Three women with arms around each other
Caroline, Marion and Beatrix Kirwin

Marion Kirwin’s Philadelphia-area home burned in 2005. This mother of three mentions her house fire only to explain why some dates are approximate ― the paperwork was destroyed — regarding the children she has sponsored for decades: two girls in Thailand and one in The Gambia. But the three are clearly indelible in her memory as she details the stories of their relationships.

The first was Sula, in the early 1980s when Marion was in her 20s and Sula was a toddler, continuing until the girl turned 18. Then there was Pacharin, also in Thailand, since about 1996. Marion has many photos of now-17-year-old Pacharin and her family, tracing her growth into a young woman, as well as “endless drawings and letters” she has received. The third child is Mariama in The Gambia, now 11, whom Marion began sponsoring in 2008.

Marion recalls that she and her husband were newlyweds in Arlington, Va., both graduate students with limited income, when she heard ChildFund's TV messages and felt compelled to become involved. ChildFund “seemed like the right thing to do from the start,” she says. “My kitchen refrigerator and desk have always displayed photos of and drawings by both my biological children and my sponsored children.”

Girl standing with package at her feet
Marion's sponsored child Mariama, in The Gambia, wearing an outfit purchased with a gift from Marion.

The letters Marion receives from her sponsored children “are so full of gratitude and thanks ... from the whole family.” Pacharin always saves half of everything sent for birthdays or Christmas to fund future education, which makes those gifts a real investment in a future. Mari, the youngest of the three, often sends photos of herself wearing the new clothes that she has bought with Marion’s gifts. These photos are treasures in themselves, as Mari “looks so proud and excited” to wear her new outfits.

“ChildFund has been part of my life for more than 30 years,” says Marion, who hopes to visit one of her sponsored children one day. “It has enabled me to learn about other cultures, to impact lives in those cultures and to develop friendships with children and their families. I have benefited from the experience as much as my sponsored children.”

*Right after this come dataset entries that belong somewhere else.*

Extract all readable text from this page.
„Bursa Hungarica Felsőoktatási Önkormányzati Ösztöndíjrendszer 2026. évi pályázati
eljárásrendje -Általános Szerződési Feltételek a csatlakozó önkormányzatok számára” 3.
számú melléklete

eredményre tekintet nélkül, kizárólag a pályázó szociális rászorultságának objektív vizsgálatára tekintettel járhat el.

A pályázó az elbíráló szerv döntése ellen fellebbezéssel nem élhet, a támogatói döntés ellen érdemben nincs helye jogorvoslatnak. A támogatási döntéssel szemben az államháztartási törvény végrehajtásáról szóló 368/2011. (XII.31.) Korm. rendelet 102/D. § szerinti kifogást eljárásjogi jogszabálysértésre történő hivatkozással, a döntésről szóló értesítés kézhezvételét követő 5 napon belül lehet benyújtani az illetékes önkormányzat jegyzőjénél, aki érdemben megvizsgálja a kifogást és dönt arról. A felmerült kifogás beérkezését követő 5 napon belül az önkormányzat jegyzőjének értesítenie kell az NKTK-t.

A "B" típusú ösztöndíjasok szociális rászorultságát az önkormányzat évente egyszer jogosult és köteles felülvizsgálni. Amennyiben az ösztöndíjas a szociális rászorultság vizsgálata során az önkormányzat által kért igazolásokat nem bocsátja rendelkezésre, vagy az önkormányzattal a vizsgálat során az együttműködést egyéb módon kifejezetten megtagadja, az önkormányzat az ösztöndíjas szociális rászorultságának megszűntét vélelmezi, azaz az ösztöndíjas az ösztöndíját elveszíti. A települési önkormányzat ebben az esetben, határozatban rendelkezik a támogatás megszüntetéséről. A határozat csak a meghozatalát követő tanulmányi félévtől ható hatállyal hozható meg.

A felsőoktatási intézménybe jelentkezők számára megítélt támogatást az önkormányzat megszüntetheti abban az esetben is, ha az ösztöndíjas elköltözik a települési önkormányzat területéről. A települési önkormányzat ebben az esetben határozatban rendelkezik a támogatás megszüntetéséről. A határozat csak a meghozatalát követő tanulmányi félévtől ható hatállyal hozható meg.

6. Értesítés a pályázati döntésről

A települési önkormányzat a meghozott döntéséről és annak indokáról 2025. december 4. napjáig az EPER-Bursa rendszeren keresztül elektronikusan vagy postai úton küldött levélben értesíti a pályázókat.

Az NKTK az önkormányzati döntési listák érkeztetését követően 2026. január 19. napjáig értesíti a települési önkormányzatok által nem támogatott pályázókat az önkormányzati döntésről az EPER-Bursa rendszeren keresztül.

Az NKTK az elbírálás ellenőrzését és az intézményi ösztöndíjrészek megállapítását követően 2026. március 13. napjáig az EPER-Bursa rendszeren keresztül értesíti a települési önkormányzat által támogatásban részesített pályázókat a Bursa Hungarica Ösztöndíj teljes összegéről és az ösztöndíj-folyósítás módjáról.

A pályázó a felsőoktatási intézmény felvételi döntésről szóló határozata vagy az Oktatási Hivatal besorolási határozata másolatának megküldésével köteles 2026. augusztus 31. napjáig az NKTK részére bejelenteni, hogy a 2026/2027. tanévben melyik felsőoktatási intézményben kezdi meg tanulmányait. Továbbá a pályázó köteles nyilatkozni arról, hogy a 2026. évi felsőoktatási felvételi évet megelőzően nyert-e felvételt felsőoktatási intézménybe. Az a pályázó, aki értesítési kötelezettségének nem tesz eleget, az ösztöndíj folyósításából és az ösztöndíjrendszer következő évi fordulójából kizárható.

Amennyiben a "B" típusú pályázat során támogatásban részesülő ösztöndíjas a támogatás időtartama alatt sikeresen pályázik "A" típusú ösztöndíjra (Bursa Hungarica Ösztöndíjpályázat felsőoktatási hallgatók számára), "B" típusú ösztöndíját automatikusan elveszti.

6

...if we can give a child a leg up with education and nutrition, we can initiate a ripple effect throughout a community and into the future.

— Marion Kirwin

Over time, Marion found unexpected ways in which sponsorship is rewarding. “I have more recently come to realize that my giving was impacting the lives of my biological children, since both my daughters are now sponsoring children,” she says. “And this was not due to prodding of any sort from my end.”

Daughter Caroline, who at 24 sponsors 3-year-old Tola in Cambodia, says that a couple of years after finishing college she felt she was in a financial position to do so. While Tola is still too young to read or write, Caroline is “very excited to get to know him better as he grows up,” she says. “Mom's passion for [ChildFund] was quite apparent growing up, and that desire to help others who are less fortunate was passed down to me.” Caroline’s sister Beatrix, 26, is the third Kirwin woman to have committed to the ChildFund cause. She sponsors 5-year-old Levienna in Dominica.

This is a growing family tradition to celebrate, in terms of both Marion’s own daughters and the children whose lives and families she has touched. “There is always the obvious emotional pull to help vulnerable children,” says Marion, who also volunteers with at-risk children in her area. “But from a purely practical standpoint, if we can give a child a leg up with education and nutrition, we can initiate a ripple effect throughout a community and into the future.”